Pregnancy and Lactation:
  • Embryotoxicity: Yes
  • Teratogenicity: Yes
  • Mutagenicity: Yes
  • Fertility effects: Yes
    Mercaptopurine is not recommended for use in pregnancy.  Adequate contraception should be used by both sexes during treatment, and for at least 6 months after the last dose.
  • Excretion into breast milk: Yes

    Breastfeeding is not recommended.


H - Interactions

Mercaptopurine is not a substrate, inhibitor or inducer of CYP enzymes.

Allopurinol ↑ myelosuppression by mercaptopurine Inhibits inactivation of mercaptopurine Decrease dose of mercaptopurine to 25%-33% of usual dose
Anticoagulants May ↓ anticoagulant effect of warfarin Unknown Monitor INR/PT
Doxorubicin and other hepatotoxins Enhances hepatotoxicity Unknown Avoid/caution
Trimethoprim-sulfamethoxazole Enhanced myelosuppression Additive May need to ↓ dose of mercaptopurine
Sequential multiple analyzer 12/60 Falsely elevated serum glucose and uric acid values Unknown Caution
Aminosalicylates, sulfasalazine ↑ myelosuppression Inhibition of TPMT Caution
Azathioprine ↑ myelosuppression by mercaptopurine active metabolite of azathioprine is mercaptopurine Avoid
I - Recommended Clinical Monitoring

Treating physicians may decide to monitor more or less frequently for individual patients but should always consider recommendations from the product monograph.

Recommended Clinical Monitoring

Monitor Type Monitor Frequency
Liver function tests Baseline and periodic (weekly then monthly); more frequently in patients with pre-existing liver disease or receiving hepatotoxic drugs
CBC Baseline and regular (daily during induction)

Clinical monitoring for hepatic, hematologic and immunosuppression effects

At each visit

Grade toxicity using the current NCI-CTCAE (Common Terminology Criteria for Adverse Events) version

Suggested Clinical Monitoring

Monitor Type Monitor Frequency
Renal function tests (if failure suspected) Baseline
Screening test for TPMT deficiency (if available) especially with severe toxicity
INR Baseline and as clinically required
J - Supplementary Public Funding

ODB - General Benefit (ODB Formulary )

  • mercaptopurine ()

K - References

Cancer Drug Manual (the Manual), 1994, revised March 2007. British Columbia Cancer Agency (BCCA).

McEvoy GK, ed in chief, Snow ED, ed. AHFS: Drug Information. Bethesda, MD: American Society of Health-System Pharmacists; 2011:1148-1151.
Product Monograph:  Purinethol® (mercaptopurine).  Novopharm Limited, July 16, 2014.
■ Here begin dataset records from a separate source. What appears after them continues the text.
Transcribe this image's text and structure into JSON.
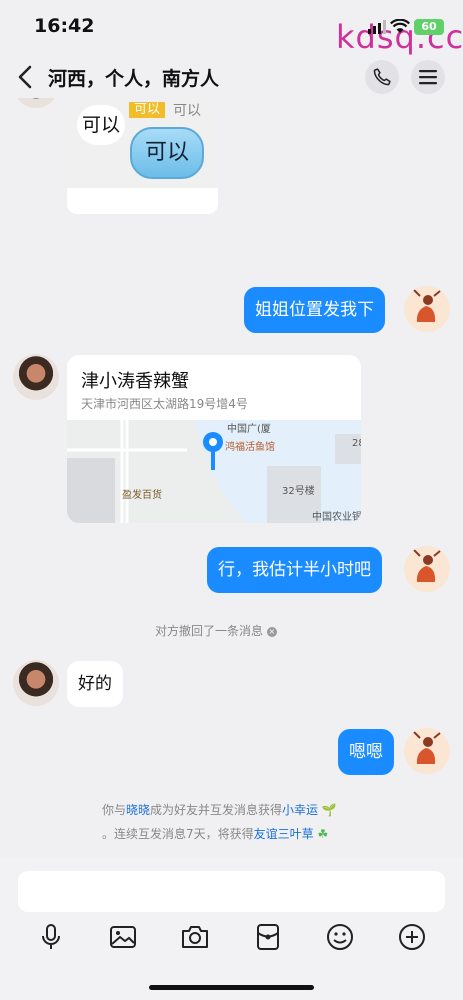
{
  "status": {
    "time": "16:42",
    "battery": "60",
    "watermark": "kdsq.cc"
  },
  "header": {
    "title": "河西，个人，南方人"
  },
  "sticker": {
    "tag": "可以",
    "tag2": "可以",
    "word1": "可以",
    "cloud_text": "可以"
  },
  "messages": {
    "out1": "姐姐位置发我下",
    "out2": "行，我估计半小时吧",
    "in1": "好的",
    "out3": "嗯嗯"
  },
  "location": {
    "name": "津小涛香辣蟹",
    "address": "天津市河西区太湖路19号增4号",
    "map_labels": [
      "中国广(厦",
      "鸿福活鱼馆",
      "盈发百货",
      "32号楼",
      "中国农业银行",
      "28"
    ]
  },
  "notices": {
    "recall": "对方撤回了一条消息",
    "line1_pre": "你与",
    "line1_name": "晓晓",
    "line1_mid": "成为好友并互发消息获得",
    "line1_badge": "小幸运",
    "line2_pre": "。连续互发消息7天，将获得",
    "line2_badge": "友谊三叶草"
  },
  "toolbar": {
    "icons": [
      "microphone-icon",
      "image-icon",
      "camera-icon",
      "red-packet-icon",
      "emoji-icon",
      "plus-icon"
    ]
  }
}
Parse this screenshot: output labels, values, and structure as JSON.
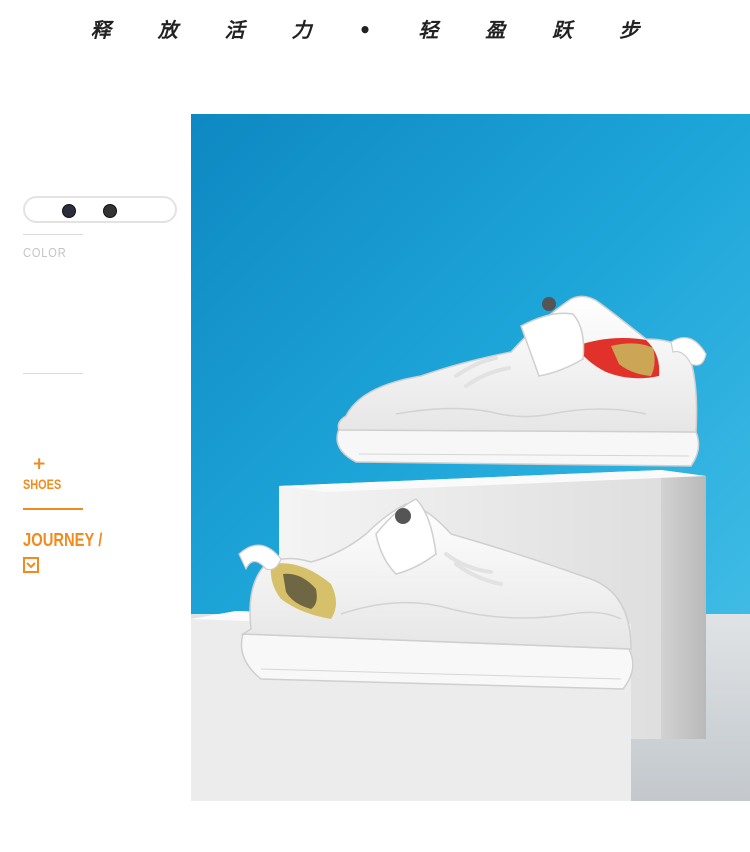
{
  "headline": "释 放 活 力 • 轻 盈 跃 步",
  "sidebar": {
    "swatches": [
      {
        "name": "navy",
        "color": "#2b2e3a"
      },
      {
        "name": "black",
        "color": "#333333"
      }
    ],
    "color_label": "COLOR",
    "plus_symbol": "+",
    "shoes_label": "SHOES",
    "journey_label": "JOURNEY /"
  },
  "colors": {
    "accent": "#f28b1e",
    "backdrop": "#1a9ed4",
    "heel_red": "#e0322a"
  },
  "photo": {
    "subject": "white-sneakers-on-display-blocks"
  }
}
June 2019 Updated emetic risk category.

L - Disclaimer

Refer to the New Drug Funding Program or Ontario Public Drug Programs websites for the most up-to-date public funding information.
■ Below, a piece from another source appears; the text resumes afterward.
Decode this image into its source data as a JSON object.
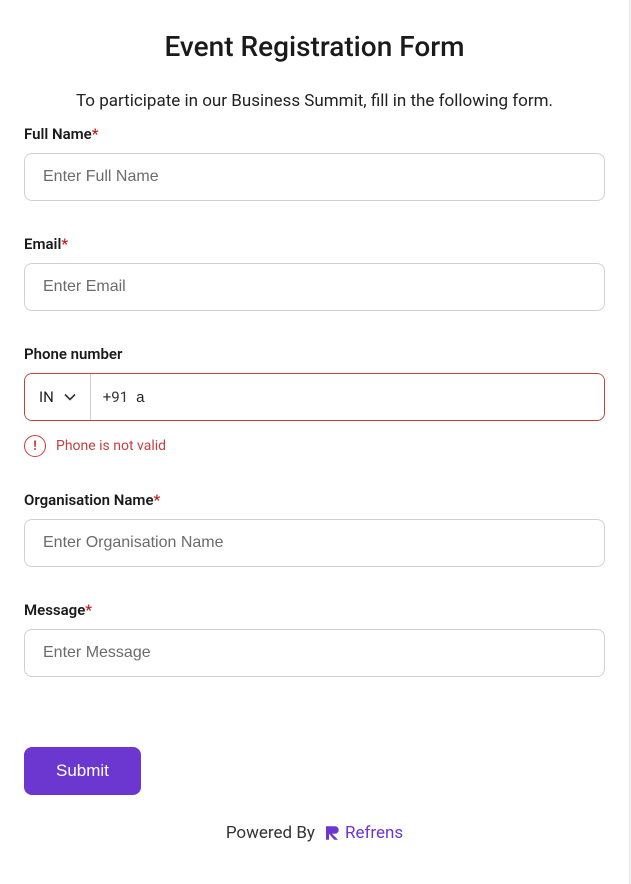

The information set out in the drug monographs, regimen monographs, appendices and symptom management information (for health professionals) contained in the Drug Formulary (the "Formulary") is intended for healthcare providers and is to be used for informational purposes only. The information is not intended to cover all possible uses, directions, precautions, drug interactions or adverse effects of a particular drug, nor should it be construed to indicate that use of a particular drug is safe, appropriate or effective for a given condition. The information in the Formulary is not intended to constitute or be a substitute for medical advice and should not be relied upon in any such regard. All uses of the Formulary are subject to clinical judgment and actual prescribing patterns may not follow the information provided in the Formulary.
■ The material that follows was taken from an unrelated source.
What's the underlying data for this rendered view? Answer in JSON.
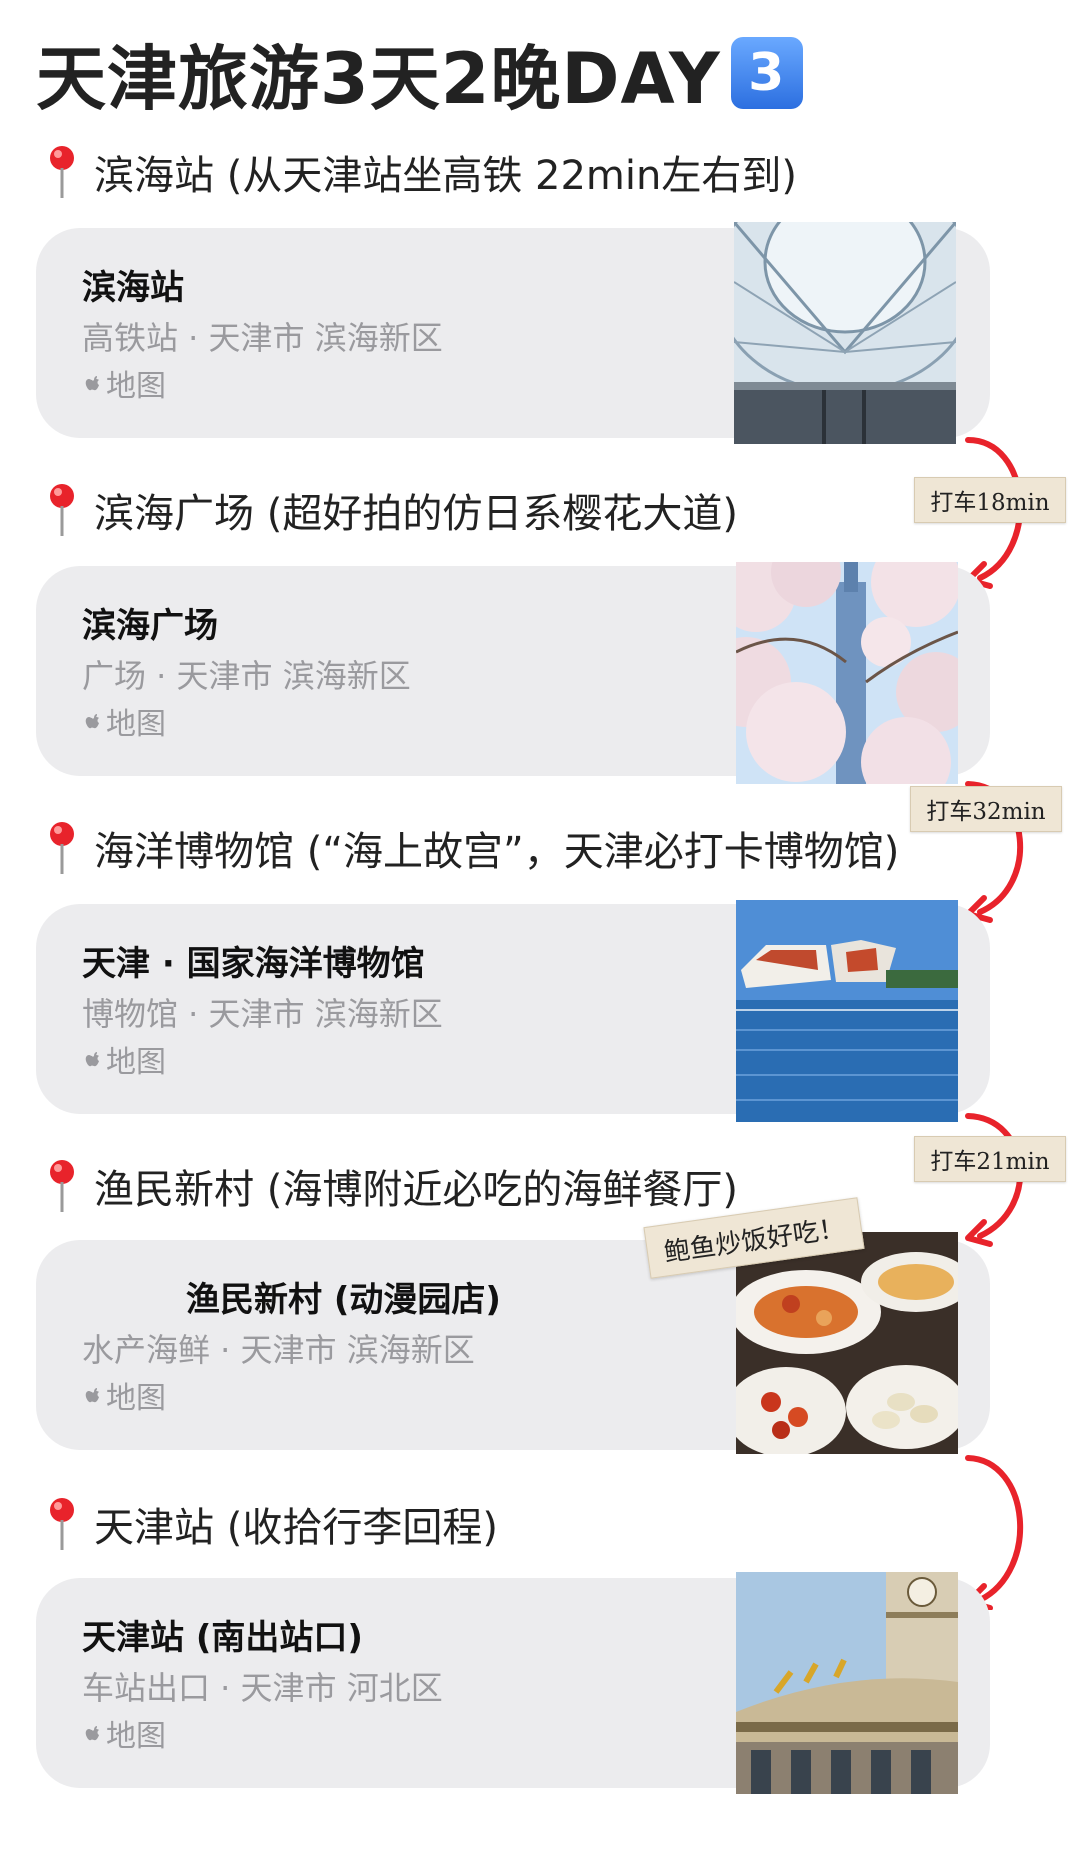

The format and content of the drug monographs, regimen monographs, appendices and symptom management information contained in the Formulary will change as they are reviewed and revised on a periodic basis. The date of last revision will be visible on each page of the monograph and regimen. Since standards of usage are constantly evolving, it is advised that the Formulary not be used as the sole source of information. It is strongly recommended that original references or product monograph be consulted prior to using a chemotherapy regimen for the first time.

Some Formulary documents, such as the medication information sheets, regimen information sheets and symptom management information (for patients), are intended for patients. Patients should always consult with their healthcare provider if they have questions regarding any information set out in the Formulary documents.